C’est parce que ces quelques « mal-pensants » restent dans une timidité consternante, dans un non-dit insupportable, que l’ennemi progresse. Ils acceptent les règles du jeu de l’ennemi. Ils nous font perdre du temps, avec leur « islamisme radical » et leur refus d’apporter des réponses claires à l’invasion migratoire. Bien évidemment qu’il faut mettre l’islam hors la loi, interdire toute visibilité de sa part, et donc fermer les mosquées, proscrire les uniformes musulmans, et mettre fin aux boucheries halal qui n’existent que parce que l’État français autorise les dérogations à la loi, pour l’abattage rituel. Bien sûr qu’il faut une désislamisation totale de la France !
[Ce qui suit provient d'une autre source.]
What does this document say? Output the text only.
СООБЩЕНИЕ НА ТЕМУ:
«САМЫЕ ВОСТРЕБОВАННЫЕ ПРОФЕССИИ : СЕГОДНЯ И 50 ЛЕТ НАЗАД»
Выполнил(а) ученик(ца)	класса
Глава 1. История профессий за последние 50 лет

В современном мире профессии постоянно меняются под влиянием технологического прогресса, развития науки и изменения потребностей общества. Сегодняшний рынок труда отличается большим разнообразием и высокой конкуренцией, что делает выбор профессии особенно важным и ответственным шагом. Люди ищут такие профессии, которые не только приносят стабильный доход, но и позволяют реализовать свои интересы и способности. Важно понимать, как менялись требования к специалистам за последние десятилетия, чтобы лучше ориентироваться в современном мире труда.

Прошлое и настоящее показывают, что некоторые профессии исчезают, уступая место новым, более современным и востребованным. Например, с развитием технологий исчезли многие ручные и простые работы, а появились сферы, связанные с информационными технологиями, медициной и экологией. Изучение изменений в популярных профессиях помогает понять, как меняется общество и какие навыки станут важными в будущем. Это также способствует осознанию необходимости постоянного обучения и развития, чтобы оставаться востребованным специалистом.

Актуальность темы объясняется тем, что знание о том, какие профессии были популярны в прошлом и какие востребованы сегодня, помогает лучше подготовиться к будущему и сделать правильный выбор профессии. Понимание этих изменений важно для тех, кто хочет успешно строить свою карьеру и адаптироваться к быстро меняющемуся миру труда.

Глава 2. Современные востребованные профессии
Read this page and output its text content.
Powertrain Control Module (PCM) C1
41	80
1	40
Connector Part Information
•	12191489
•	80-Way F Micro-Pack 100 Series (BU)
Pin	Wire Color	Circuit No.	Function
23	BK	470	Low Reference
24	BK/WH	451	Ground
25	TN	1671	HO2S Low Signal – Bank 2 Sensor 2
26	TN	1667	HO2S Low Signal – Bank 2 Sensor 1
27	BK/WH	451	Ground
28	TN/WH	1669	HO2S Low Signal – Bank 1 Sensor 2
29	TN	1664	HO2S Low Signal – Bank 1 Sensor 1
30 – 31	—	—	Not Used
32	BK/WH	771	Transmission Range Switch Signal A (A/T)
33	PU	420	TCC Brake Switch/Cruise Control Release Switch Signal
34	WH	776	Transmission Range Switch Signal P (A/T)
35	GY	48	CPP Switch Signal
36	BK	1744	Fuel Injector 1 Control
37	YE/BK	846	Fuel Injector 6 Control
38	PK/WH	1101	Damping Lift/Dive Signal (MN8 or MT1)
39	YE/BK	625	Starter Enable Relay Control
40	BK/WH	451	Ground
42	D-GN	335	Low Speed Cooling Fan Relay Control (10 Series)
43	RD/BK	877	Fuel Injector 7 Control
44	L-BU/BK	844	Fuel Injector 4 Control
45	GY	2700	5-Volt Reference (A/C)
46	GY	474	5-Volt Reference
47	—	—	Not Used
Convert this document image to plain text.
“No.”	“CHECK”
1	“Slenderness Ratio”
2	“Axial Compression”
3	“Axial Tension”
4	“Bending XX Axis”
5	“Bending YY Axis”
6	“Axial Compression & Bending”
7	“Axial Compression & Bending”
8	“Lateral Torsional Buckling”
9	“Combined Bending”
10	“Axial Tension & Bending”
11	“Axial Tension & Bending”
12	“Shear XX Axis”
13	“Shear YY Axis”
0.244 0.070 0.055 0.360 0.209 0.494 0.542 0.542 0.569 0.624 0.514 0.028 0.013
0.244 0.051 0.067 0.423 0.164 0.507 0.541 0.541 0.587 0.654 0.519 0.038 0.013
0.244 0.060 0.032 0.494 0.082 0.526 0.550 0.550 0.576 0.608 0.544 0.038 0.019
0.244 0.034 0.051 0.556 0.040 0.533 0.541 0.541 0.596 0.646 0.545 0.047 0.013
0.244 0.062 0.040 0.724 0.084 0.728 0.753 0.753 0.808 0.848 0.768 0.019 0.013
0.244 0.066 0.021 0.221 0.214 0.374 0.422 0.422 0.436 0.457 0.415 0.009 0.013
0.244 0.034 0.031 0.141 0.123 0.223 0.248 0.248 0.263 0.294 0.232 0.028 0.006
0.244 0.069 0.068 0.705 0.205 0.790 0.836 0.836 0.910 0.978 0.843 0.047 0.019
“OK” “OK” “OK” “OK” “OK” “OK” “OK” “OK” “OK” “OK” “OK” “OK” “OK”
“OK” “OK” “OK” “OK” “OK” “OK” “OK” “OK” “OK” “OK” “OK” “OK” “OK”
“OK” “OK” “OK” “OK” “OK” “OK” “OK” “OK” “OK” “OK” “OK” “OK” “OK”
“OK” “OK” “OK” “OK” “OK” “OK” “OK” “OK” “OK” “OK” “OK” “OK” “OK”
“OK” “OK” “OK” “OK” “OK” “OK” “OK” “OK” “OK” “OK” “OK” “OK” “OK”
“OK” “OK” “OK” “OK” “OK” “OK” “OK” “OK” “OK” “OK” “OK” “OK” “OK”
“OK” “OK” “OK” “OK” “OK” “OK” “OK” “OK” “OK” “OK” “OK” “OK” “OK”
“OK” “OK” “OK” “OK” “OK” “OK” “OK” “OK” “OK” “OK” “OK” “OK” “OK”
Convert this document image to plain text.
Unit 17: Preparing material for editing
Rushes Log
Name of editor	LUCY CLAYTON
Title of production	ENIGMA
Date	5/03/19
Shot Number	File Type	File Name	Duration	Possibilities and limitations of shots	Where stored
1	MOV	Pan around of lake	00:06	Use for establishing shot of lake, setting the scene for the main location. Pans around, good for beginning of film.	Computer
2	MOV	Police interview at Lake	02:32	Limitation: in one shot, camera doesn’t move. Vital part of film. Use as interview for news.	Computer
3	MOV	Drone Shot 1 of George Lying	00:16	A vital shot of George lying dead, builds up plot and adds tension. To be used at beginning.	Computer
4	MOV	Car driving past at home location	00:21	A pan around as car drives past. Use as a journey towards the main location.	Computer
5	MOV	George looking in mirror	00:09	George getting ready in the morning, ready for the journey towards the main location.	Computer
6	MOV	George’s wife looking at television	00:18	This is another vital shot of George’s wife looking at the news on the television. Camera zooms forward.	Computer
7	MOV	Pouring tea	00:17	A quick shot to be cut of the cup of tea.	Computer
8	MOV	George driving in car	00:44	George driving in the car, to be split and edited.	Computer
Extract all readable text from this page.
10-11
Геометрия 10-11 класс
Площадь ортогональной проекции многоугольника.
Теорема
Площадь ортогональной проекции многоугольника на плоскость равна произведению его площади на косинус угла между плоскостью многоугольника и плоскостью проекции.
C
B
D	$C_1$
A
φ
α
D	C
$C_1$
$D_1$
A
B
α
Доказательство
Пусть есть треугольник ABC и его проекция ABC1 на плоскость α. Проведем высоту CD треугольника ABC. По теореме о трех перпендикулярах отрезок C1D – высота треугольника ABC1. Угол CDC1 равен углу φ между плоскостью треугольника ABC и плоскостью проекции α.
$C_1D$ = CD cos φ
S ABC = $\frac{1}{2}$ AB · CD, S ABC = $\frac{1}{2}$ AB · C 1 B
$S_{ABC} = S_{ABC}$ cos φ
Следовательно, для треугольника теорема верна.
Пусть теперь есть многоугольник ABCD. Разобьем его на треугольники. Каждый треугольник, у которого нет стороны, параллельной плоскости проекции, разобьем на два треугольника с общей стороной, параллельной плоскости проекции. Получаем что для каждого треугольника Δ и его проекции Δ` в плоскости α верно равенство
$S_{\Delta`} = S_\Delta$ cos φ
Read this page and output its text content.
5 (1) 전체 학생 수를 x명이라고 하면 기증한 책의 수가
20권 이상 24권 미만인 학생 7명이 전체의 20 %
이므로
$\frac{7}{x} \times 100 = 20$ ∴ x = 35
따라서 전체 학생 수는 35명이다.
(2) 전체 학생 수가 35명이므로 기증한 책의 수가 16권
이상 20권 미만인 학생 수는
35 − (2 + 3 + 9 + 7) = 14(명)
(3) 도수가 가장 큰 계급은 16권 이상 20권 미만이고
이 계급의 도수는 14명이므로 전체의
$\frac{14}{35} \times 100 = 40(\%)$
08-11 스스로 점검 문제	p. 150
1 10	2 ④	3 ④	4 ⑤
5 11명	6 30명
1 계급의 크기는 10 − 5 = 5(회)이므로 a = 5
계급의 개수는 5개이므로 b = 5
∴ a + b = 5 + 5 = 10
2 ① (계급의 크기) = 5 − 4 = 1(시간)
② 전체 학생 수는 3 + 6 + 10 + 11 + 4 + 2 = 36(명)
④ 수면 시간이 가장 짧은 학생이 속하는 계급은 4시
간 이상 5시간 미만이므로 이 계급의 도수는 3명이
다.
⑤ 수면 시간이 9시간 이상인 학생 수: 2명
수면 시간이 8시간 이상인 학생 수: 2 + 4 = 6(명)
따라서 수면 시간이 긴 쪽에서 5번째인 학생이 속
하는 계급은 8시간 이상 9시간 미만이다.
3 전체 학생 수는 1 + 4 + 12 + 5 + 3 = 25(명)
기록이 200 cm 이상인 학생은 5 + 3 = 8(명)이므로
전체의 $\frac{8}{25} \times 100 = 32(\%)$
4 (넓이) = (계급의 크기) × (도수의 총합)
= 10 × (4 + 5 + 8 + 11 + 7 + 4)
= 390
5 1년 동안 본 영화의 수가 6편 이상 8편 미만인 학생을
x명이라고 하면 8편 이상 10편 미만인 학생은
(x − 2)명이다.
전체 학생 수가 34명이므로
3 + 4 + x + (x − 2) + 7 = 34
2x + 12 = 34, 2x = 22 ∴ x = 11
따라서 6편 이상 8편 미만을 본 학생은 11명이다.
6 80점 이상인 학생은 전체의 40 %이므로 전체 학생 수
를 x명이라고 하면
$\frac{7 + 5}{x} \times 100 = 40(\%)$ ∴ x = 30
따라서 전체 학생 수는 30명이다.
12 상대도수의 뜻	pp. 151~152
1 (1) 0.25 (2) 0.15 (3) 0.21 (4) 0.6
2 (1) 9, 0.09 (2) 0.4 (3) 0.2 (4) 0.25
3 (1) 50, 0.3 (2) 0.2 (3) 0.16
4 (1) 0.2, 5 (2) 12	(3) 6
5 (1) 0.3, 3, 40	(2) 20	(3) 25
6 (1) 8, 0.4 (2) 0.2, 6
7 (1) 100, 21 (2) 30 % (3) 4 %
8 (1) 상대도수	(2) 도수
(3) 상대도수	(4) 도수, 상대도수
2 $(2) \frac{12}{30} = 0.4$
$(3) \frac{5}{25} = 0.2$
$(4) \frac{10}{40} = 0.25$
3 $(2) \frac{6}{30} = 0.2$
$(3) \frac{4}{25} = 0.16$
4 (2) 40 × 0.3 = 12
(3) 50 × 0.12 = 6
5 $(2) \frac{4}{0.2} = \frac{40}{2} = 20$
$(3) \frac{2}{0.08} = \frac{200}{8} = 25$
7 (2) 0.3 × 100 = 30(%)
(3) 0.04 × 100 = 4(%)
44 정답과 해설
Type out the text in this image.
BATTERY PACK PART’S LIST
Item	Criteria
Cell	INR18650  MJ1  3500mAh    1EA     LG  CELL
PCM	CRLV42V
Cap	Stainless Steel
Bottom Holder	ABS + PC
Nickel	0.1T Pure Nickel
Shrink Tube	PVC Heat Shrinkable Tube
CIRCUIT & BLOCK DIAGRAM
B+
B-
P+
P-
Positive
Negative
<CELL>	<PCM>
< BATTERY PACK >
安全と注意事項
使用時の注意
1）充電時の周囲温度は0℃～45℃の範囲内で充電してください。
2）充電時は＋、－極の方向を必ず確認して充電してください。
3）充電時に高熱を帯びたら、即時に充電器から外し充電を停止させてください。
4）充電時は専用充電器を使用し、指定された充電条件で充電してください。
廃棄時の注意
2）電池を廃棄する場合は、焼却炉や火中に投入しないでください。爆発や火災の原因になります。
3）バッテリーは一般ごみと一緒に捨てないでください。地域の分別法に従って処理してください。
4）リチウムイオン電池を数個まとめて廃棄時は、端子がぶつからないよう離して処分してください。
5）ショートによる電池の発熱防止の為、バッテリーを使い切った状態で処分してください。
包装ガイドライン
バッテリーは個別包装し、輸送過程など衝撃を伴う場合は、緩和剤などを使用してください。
Bien sûr qu’il faut non seulement mettre fin à l’immigration, mais renvoyer massivement hors de France les clandestins qui n’ont rien à y faire, les immigrés qui préfèrent des lois religieuses ou tribales à celles de la République, ou tout simplement ceux qui n’amènent rien au pays. Et même s’ils ont la nationalité française, il faut virer ceux qui ne sont présents que pour cracher sur notre pays et imposer la charia au pays.

Il en va juste de l’avenir de notre pays, de sa civilisation, de notre mode de vie, de notre culture, de notre modèle, qui fut unique au monde jusque dans les années 1970…

C’est ce discours que les Français doivent entendre. Bien évidemment, ceux qui le prononceraient seraient traînés devant les tribunaux. Et alors ? Cela ne ferait que médiatiser leurs propos, et à faire avancer dans l’opinion ces solutions. Préfèrent-ils laisser les populations européennes aller à l’abattoir, leur civilisation disparaître, afin de préserver leurs émissions, leurs médias ou leurs livres ?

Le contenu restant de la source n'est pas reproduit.